The corporate watchdog, ASIC, today released an update into its investigation, finding that more than 200,000 customers are due financial compensation for advice they were charged for but didn’t receive.

So far, 27,000 customers have shared in $23.7 million paid out by the banks. ASIC expects compensation to increase by $154 million, plus interest, to another 176,000 customers, bringing total compensation to more than $178 million.

In its report, Financial advice: Fees for no service, ASIC said: “AMP, ANZ, CBA and NAB have all identified systemic issues in relation to the charging of ongoing advice fees.”

Source: ASIC

Brycki says there are grounds to investigate the fees charged on the investment products managed by the banks and AMP

“Our recent Fat Cat Funds Report suggests thousands of bank customers are being recommended bank-aligned investment products even if there are other more appropriate products available,” he says.

The report analyses 3,820 funds, highlighting high fees, poor transparency and conflicts of interest in Australia’s investment industry.

The report shows more than $59 billion is trapped in such funds and that the big four banks, plus AMP, operate the majority of them.
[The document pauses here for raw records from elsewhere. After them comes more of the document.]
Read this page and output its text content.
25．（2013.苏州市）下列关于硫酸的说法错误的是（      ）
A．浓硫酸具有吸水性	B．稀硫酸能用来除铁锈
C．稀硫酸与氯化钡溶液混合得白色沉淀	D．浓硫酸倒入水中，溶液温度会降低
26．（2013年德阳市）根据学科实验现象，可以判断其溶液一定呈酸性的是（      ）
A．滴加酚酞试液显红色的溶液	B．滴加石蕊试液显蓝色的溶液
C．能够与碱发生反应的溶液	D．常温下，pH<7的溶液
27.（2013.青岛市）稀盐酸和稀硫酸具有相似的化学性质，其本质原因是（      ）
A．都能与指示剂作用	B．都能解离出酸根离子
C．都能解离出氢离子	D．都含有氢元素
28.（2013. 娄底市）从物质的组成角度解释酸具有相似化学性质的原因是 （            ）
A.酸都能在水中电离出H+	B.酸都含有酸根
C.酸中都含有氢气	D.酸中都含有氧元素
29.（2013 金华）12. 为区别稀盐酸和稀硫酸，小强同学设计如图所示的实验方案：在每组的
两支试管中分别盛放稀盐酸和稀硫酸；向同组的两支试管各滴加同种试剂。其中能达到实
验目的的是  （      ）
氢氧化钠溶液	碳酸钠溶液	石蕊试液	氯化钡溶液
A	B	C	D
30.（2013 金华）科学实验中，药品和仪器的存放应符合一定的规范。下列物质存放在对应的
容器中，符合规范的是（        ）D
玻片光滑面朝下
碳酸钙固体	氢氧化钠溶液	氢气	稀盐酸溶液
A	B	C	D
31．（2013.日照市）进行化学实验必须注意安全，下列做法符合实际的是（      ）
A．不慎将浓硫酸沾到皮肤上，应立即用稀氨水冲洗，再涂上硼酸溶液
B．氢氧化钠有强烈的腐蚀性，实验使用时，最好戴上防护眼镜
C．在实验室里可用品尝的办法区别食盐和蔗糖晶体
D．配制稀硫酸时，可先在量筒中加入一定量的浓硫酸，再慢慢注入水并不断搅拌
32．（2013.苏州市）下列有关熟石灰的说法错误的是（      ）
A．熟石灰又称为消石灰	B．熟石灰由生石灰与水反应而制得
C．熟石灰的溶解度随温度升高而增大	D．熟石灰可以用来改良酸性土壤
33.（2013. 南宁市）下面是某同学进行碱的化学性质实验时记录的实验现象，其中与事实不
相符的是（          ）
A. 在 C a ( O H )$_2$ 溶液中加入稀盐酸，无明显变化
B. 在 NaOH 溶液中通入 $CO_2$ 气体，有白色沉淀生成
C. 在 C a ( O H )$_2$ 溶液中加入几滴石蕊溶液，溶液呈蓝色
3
Brycki argues that bringing the CEOs of the big four banks before a parliamentary committee to answer questions has done little to tackle the issues.

“How can ‘best interest duty’ be met when clients are being recommended high fee, poor performing products as well as being charged for advice they haven’t received?” he says.

“We desperately need a Royal Commission to understand the impact vertical integration and misaligned incentives have on the behaviour of the banks — it is costing Australians millions.”